Planning on vacationing this year? Knowing you’ve created a family vacation that will not only bring smiles to the faces of your clan, but also leave you free of burdensome debt is worth every ounce of time you’ll put into planning. Allow me (oh, do tell me, Great Frugal One...) to gently guide you into the unknown world of the frugal vacationer; a place where no family goes without a splashy summer excursion, a place where keen strategy reigns and overpriced admission-fees die–only in–The Travel Tightwad Zone...
Plan ahead. The main ingredient for debt-free vacation success is planning and saving well in advance of the actual trip. My husband and I recently took a trip to South Dakota. We saved for many months until we mustered up $1000.00. Budgeting for our one-week trip according to the amount of money we had, helped us to come back from the trip with money in our pockets.
Go to a state that touches yours. Don't think you can afford a vacation across the world? How about across the state? By driving a few hours to a bordering city in another state, you can get the feel of an exciting adventure with little time and monetary commitment.
Spring for the kitchenette. By booking either a kitchenette hotel room or choosing a small housekeeping cabin, you will have the freedom of grocery shopping when you arrive at your vacation spot. This will enable you to be in full control of how much you eat out. Of course, you'll still want to indulge in a restaurant or two–but doing most of the cooking in your room will end up saving you tons of cash. Yet another miserly twist–be sure to bring along an ice chest and an electric frying pan. Some motels offer small refrigerators and microwaves in the rooms as well. Do your homework and opt for foods which are a bit easier to cook–you are on vacation, after all!
Plan for only one admission-based activity. Our family opted to visit South Dakota for its unique Reptile Gardens facility. We purposefully planned our weeks stay and included only two admission-based activities in our itinerary. We enjoyed cave-discovering hikes, traveled the streets of local historic towns, and were even blessed with a binocular view of ten prancing deer running along the base of the beautiful South Dakota mountains–all completely free!
Get in that car, and go! The cost of gas is certainly much less than the cost of your entire family's airline tickets. For a ten hour drive round-trip, you may have to fill your gas tank only 6-7 times. Compare this cost to the average airline ticket price of $350.00 per person. If the wear and tear on your vehicle really bugs you...renting a car is still a cost-effective way to travel by highway. Road trips also allow you to see many things you would certainly miss from the sky.
Stay in your own state. Don't forget the wonderful tourist possibilities in remote locations of your very own state. There are bound to be attractions in tiny towns you've never been to–or better yet–never even heard of! In my opinion, the smaller and older the town, the better. Many local cities offer unique namesakes such as “Home of the World’s Biggest Ball of Twine.” Now, how many people can say they’ve traveled from afar to see that?
Take a mini-vacation.
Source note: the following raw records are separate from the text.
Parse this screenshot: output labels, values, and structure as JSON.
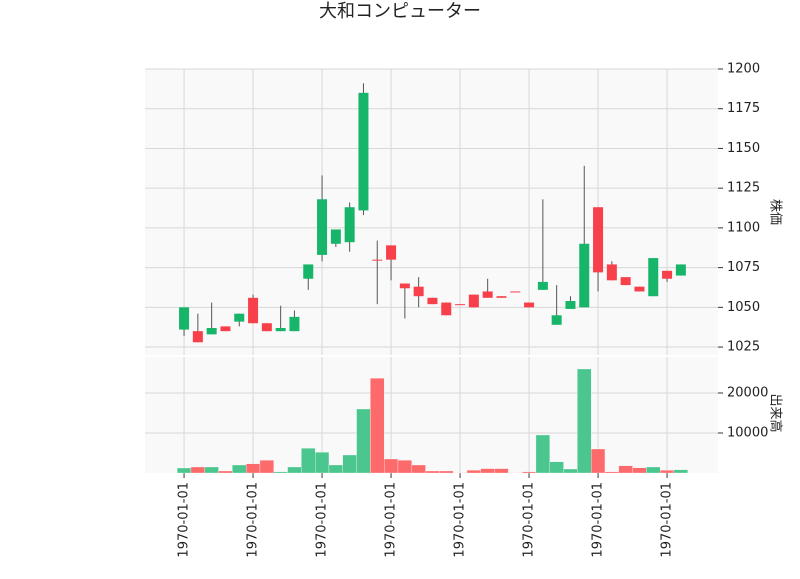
{
  "chart_data": {
    "type": "candlestick",
    "title": "大和コンピューター",
    "ylabel": "株価",
    "y2label": "出来高",
    "categories": [
      "1970-01-01",
      null,
      null,
      null,
      null,
      "1970-01-01",
      null,
      null,
      null,
      null,
      "1970-01-01",
      null,
      null,
      null,
      null,
      "1970-01-01",
      null,
      null,
      null,
      null,
      "1970-01-01",
      null,
      null,
      null,
      null,
      "1970-01-01",
      null,
      null,
      null,
      null,
      "1970-01-01",
      null,
      null,
      null,
      null,
      "1970-01-01",
      null
    ],
    "open": [
      1036,
      1035,
      1033,
      1038,
      1041,
      1056,
      1040,
      1035,
      1035,
      1068,
      1083,
      1090,
      1091,
      1111,
      1080,
      1089,
      1065,
      1063,
      1056,
      1053,
      1052,
      1058,
      1060,
      1057,
      1060,
      1053,
      1061,
      1039,
      1049,
      1050,
      1113,
      1077,
      1069,
      1063,
      1057,
      1073,
      1070
    ],
    "high": [
      1050,
      1046,
      1053,
      1038,
      1046,
      1058,
      1040,
      1051,
      1048,
      1077,
      1133,
      1099,
      1116,
      1191,
      1092,
      1089,
      1065,
      1069,
      1056,
      1053,
      1052,
      1058,
      1068,
      1057,
      1060,
      1053,
      1118,
      1064,
      1057,
      1139,
      1113,
      1079,
      1069,
      1063,
      1081,
      1073,
      1077
    ],
    "low": [
      1032,
      1028,
      1033,
      1035,
      1038,
      1040,
      1035,
      1035,
      1035,
      1061,
      1079,
      1088,
      1085,
      1108,
      1052,
      1067,
      1043,
      1050,
      1052,
      1045,
      1052,
      1050,
      1056,
      1056,
      1060,
      1050,
      1061,
      1039,
      1049,
      1050,
      1060,
      1067,
      1064,
      1060,
      1057,
      1066,
      1070
    ],
    "close": [
      1050,
      1028,
      1037,
      1035,
      1046,
      1040,
      1035,
      1037,
      1044,
      1077,
      1118,
      1099,
      1113,
      1185,
      1080,
      1080,
      1062,
      1057,
      1052,
      1045,
      1052,
      1050,
      1056,
      1056,
      1060,
      1050,
      1066,
      1045,
      1054,
      1090,
      1072,
      1067,
      1064,
      1060,
      1081,
      1068,
      1077
    ],
    "volume": [
      1250,
      1500,
      1500,
      500,
      2000,
      2300,
      3200,
      300,
      1500,
      6200,
      5200,
      2000,
      4500,
      16000,
      23700,
      3500,
      3200,
      2000,
      500,
      500,
      100,
      700,
      1100,
      1100,
      100,
      300,
      9500,
      2800,
      1000,
      26000,
      6000,
      300,
      1800,
      1300,
      1500,
      700,
      800
    ],
    "up_color": "#16b56a",
    "down_color": "#f7404a",
    "volume_up_color": "#4cc68f",
    "volume_down_color": "#fd6a6b",
    "ylim": [
      1020,
      1200
    ],
    "yticks": [
      1025,
      1050,
      1075,
      1100,
      1125,
      1150,
      1175,
      1200
    ],
    "y2lim": [
      0,
      29000
    ],
    "y2ticks": [
      10000,
      20000
    ],
    "grid": true
  }
}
Our family thoroughly enjoys what we like to term mini-vacations. This is simply a one-night stay in any city and in any hotel with a swimming pool. Even if you are only a few miles away from home, just being out of your native environment for one measly night has the ability to revive the spirit. This type of vacation is an ideal winter get-away.
Pitch a tent. If we are wise with our spending, camping trips can be a very economical way to vacation. Compare $15.00 per night of tenting to $65.00 per night in the cheapest motel, and you've got yourself a deal! If you are not fully equipped with all the gear you’ll need to camp, ask friends and family if they wouldn't mind lending you their equipment for your tree-hugging excursion. Chances are–that gear has remained untouched in their attic or garage for a long time–offer a trade-off for free dusting service.
Any sucker relatives? Got any hospitable relatives in different parts of the country? There's no better way to get to know your extended family members than to stay a few nights in their home. Plan your vacation according to where they are located. And of course–get their permission to come first! (We’re just cheap–not rude!)
Surf the Web for flight deals. If you decide to fly, don't forget to use the Internet to uncover some terrific deals on airline tickets. I have personally used Priceline.com to name my own price on $150.00 round-trip tickets from Minnesota to Nevada and back again numerous times now. The more willing you are to make connections, the more flexible your arrival and departure dates, the better chance you have to secure a whopper of a bargain.
Ditch the souvenirs, would ya?! How many times have you received a well-intentioned can-cooler plastered with the name of a recently visited geographic location from the relatives? Now, be honest–how many of you have felt the pangs of guilt as you slyly continued to scoot the nude-woman-silhouette-sporting Key West seashell further and further out of eyesight until it accidentally fell off the table? (Oops!) The internal pressure we feel to bring something back to friends and family is real–but let's do them a favor this year–and opt for sending the 25 cent postcard. Your pals and relatives can send their thank you cards directly to me.
In conclusion, vacationing this summer does not have to send you dipping into the 401K. If we take a little time to plot and drop some of our old "I want it this way or else!" ways it is very possible to travel without racking up the credit cards. Use the advice above to get your mind started in a frugal-vacation-thinking kind of way–and then come up with new ideas! Bon voyage!